Bila pemerintah menjalankan skenario tanpa intervensi, akan banyak orang terkena Corona dengan banyak korban jiwa, tapi herd immunity terbentuk dan gelombang kedua bisa dihindari. Bila pembatasan sosial dilakukan secara lebih ketat berupa karantina wilayah, herd immunity yang terbentuk bakal lebih kecil dan kemungkinan gelombang kedua bisa terjadi.

"Bisa terjadi kembali (gelombang kedua), tapi tidak setinggi yang pertama," kata Nuning Nuraini kepada detikcom, 10 April lalu, saat menjelaskan permodelan matematika mengenai intervensi pemerintah terhadap wabah ini.

Sebagaimana diketahui, pembatasan sosial yang diterapkan di Indonesia adalah pembatasan sosial berskala besar (PSBB).
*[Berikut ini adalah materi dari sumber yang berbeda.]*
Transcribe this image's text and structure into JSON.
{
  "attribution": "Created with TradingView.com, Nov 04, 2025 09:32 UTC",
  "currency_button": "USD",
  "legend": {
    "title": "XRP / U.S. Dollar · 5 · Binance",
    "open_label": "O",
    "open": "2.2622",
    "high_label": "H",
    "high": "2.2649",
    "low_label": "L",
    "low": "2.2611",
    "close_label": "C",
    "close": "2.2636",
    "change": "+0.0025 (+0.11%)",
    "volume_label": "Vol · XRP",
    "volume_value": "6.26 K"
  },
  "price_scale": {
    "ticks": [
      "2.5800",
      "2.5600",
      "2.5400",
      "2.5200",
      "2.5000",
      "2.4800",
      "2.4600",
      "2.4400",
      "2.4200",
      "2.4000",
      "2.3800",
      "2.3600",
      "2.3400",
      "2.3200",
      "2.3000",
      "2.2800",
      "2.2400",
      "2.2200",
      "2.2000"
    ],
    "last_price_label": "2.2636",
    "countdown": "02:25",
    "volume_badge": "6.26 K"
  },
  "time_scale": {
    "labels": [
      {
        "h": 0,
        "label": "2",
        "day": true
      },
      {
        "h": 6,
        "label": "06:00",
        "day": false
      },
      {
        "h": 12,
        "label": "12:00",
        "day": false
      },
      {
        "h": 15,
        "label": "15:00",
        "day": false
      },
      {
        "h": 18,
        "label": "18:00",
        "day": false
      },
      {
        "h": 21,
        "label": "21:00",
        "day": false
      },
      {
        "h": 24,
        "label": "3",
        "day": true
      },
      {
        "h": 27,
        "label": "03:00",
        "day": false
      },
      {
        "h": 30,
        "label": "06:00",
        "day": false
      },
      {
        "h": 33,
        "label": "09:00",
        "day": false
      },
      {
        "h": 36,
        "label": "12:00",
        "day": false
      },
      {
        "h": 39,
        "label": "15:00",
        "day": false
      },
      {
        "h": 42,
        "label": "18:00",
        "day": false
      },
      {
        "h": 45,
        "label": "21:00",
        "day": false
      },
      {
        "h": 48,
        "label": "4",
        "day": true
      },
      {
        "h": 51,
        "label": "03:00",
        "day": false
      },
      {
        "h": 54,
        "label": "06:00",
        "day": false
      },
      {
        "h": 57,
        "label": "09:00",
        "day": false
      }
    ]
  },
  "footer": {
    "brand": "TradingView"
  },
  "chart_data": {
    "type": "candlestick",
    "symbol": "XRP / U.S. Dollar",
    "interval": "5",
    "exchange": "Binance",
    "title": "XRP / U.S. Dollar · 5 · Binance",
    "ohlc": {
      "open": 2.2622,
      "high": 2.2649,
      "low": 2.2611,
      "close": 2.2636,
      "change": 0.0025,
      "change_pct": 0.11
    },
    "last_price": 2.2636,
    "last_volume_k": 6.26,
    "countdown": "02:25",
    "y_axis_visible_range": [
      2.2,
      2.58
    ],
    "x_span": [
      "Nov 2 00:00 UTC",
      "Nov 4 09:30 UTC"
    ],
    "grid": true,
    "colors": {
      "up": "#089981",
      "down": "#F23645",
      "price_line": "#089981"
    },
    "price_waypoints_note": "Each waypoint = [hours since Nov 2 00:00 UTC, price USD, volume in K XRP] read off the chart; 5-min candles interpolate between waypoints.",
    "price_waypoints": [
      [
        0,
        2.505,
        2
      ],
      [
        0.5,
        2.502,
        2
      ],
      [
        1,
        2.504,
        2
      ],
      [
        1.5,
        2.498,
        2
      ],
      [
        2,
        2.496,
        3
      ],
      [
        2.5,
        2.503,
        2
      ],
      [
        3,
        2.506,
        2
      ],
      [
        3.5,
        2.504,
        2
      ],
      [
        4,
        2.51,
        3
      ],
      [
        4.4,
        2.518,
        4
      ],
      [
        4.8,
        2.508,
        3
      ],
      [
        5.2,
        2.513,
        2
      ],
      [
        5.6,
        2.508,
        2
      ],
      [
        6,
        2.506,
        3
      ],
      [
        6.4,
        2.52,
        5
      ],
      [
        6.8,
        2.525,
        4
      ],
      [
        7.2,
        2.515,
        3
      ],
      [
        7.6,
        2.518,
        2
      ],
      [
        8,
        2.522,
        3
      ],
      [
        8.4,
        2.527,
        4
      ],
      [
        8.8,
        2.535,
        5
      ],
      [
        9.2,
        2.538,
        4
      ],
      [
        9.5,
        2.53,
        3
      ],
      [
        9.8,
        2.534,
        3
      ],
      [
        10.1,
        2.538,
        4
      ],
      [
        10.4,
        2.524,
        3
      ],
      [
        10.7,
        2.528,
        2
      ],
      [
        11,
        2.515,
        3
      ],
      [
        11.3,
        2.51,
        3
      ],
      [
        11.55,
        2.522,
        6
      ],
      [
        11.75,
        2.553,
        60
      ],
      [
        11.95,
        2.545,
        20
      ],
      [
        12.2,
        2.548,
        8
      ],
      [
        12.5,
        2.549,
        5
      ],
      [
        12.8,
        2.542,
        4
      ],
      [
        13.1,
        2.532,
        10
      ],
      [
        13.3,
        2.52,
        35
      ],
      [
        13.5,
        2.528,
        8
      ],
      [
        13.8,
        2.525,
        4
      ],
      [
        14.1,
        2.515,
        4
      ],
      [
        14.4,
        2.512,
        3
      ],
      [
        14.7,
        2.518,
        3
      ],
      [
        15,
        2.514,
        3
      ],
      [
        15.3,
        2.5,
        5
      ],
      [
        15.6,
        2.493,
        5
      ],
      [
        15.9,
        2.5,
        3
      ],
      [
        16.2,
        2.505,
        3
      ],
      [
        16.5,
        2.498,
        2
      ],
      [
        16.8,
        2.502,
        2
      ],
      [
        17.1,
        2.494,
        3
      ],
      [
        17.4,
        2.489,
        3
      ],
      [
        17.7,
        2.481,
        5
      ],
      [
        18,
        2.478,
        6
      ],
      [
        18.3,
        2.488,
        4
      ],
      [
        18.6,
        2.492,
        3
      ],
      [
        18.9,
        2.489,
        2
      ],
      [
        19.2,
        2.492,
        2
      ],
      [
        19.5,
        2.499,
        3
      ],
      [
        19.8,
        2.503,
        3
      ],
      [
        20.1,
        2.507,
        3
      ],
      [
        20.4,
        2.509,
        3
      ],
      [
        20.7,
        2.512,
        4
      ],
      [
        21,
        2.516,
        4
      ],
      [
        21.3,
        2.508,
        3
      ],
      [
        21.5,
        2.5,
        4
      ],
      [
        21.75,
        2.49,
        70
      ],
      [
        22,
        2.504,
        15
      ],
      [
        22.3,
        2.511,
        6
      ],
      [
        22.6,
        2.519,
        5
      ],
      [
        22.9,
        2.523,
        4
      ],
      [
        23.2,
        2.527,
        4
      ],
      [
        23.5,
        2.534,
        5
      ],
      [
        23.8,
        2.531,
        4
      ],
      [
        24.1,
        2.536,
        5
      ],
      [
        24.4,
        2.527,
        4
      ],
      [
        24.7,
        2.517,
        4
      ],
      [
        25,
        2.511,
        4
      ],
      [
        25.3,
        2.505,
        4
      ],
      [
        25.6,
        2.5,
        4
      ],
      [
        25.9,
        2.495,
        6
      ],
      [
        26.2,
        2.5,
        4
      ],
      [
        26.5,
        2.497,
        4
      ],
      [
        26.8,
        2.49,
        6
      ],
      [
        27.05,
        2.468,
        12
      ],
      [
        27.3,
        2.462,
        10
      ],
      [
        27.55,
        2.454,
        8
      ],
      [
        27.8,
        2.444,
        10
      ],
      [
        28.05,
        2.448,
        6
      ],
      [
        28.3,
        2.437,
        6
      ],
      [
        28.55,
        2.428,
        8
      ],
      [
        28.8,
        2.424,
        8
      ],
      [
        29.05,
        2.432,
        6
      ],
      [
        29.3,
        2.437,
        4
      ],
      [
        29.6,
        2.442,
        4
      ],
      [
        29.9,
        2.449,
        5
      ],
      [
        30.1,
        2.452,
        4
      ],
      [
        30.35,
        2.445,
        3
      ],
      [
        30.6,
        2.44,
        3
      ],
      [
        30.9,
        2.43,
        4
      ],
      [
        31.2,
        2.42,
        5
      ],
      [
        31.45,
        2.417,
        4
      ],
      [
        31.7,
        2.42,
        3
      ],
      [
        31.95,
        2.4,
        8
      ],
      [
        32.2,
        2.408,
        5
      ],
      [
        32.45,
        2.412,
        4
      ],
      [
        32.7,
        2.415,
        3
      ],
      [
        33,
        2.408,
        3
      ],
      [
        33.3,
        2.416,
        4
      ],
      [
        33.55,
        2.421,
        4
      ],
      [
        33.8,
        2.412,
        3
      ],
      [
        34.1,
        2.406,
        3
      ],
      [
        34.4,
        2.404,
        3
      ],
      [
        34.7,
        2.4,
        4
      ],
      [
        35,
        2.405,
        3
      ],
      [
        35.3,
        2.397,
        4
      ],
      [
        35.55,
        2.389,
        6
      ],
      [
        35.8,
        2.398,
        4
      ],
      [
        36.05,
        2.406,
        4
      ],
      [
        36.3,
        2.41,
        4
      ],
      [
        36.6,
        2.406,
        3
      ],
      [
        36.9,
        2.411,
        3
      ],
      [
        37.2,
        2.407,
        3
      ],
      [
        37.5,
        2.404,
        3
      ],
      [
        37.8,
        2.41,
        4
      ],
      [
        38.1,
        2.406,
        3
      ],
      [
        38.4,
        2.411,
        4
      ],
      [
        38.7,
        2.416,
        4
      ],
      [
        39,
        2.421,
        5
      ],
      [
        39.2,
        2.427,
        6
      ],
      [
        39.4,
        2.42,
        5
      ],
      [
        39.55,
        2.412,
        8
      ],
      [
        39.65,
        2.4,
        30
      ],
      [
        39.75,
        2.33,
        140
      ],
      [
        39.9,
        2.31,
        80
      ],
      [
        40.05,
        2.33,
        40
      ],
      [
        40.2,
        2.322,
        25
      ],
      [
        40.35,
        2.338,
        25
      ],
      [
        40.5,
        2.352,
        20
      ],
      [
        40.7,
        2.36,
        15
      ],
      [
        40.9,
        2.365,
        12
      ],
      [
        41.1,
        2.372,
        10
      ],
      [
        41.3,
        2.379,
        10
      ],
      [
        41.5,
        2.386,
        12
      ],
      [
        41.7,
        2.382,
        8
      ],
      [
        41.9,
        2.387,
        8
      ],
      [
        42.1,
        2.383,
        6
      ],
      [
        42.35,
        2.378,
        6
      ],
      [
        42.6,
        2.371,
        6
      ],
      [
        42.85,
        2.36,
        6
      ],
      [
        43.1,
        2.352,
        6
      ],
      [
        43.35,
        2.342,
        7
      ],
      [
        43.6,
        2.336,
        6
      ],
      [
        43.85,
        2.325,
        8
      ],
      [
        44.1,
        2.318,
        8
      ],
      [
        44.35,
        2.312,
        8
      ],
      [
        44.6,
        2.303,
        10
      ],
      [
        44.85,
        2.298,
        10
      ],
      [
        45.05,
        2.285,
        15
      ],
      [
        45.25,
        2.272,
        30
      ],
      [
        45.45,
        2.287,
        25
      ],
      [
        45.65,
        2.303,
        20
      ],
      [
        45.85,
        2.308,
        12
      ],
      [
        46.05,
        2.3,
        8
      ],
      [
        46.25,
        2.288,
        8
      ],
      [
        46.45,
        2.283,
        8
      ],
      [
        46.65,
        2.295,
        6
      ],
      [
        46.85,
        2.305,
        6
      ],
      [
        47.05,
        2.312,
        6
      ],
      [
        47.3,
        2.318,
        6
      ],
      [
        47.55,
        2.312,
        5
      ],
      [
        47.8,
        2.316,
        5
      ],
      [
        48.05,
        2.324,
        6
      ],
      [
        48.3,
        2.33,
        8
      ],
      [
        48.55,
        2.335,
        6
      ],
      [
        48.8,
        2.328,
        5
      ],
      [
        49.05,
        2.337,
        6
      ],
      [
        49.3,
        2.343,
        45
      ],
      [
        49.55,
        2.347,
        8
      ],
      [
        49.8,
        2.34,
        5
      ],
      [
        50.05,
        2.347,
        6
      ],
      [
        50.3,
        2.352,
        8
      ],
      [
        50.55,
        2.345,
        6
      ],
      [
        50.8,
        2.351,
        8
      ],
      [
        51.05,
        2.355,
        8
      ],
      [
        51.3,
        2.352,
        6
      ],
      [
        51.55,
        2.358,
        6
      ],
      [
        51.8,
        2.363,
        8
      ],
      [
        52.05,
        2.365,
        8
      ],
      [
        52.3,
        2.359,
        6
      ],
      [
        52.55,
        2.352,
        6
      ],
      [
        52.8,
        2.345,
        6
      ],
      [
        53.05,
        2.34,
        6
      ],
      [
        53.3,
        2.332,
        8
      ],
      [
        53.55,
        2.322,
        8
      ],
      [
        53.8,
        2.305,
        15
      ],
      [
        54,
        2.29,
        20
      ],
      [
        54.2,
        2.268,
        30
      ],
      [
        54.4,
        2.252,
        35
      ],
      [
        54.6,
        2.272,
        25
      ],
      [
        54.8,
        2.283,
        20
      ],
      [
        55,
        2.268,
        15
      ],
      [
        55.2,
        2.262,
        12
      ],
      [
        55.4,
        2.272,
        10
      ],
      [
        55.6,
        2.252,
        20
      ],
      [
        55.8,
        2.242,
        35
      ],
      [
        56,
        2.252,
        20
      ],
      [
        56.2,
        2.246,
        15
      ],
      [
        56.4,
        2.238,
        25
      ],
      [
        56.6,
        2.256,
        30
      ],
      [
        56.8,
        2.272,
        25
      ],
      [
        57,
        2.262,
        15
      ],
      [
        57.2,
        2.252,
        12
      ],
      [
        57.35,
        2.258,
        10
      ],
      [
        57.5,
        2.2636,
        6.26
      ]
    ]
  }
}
Bila para ilmuwan memprediksi relaksasi pembatasan sosial yang terlalu dini bisa memicu Corona gelombang kedua, maka Indonesia saat ini sudah mulai berbicara mengenai relaksasi PSBB.

Menko Polhukam Mahfud Md menyampaikan bahwa pemerintah saat ini sedang memikirkan adanya relaksasi PSBB. Hal itu menanggapi adanya keluhan masyarakat yang tidak dapat melakukan aktivitas dengan bebas saat PSBB.

"Kita tahu ada keluhan ini sulit keluar, sulit berbelanja, dan sebagainya, sulit mencari nafkah dan sebagainya. Kita sudah sedang memikirkan apa yang disebut relaksasi PSBB," kata Mahfud saat siaran langsung melalui Instagram-nya, @mohmahfudmd, Sabtu (2/5).

Pelonggaran-pelonggaran aktivitas pada relaksasi PSBB itu seperti mengizinkan rumah makan untuk buka, tapi dengan menerapkan protokol tertentu. Menurutnya, imunitas masyarakat bisa menurun jika masyarakat merasa stres karena dikekang aturan PSBB.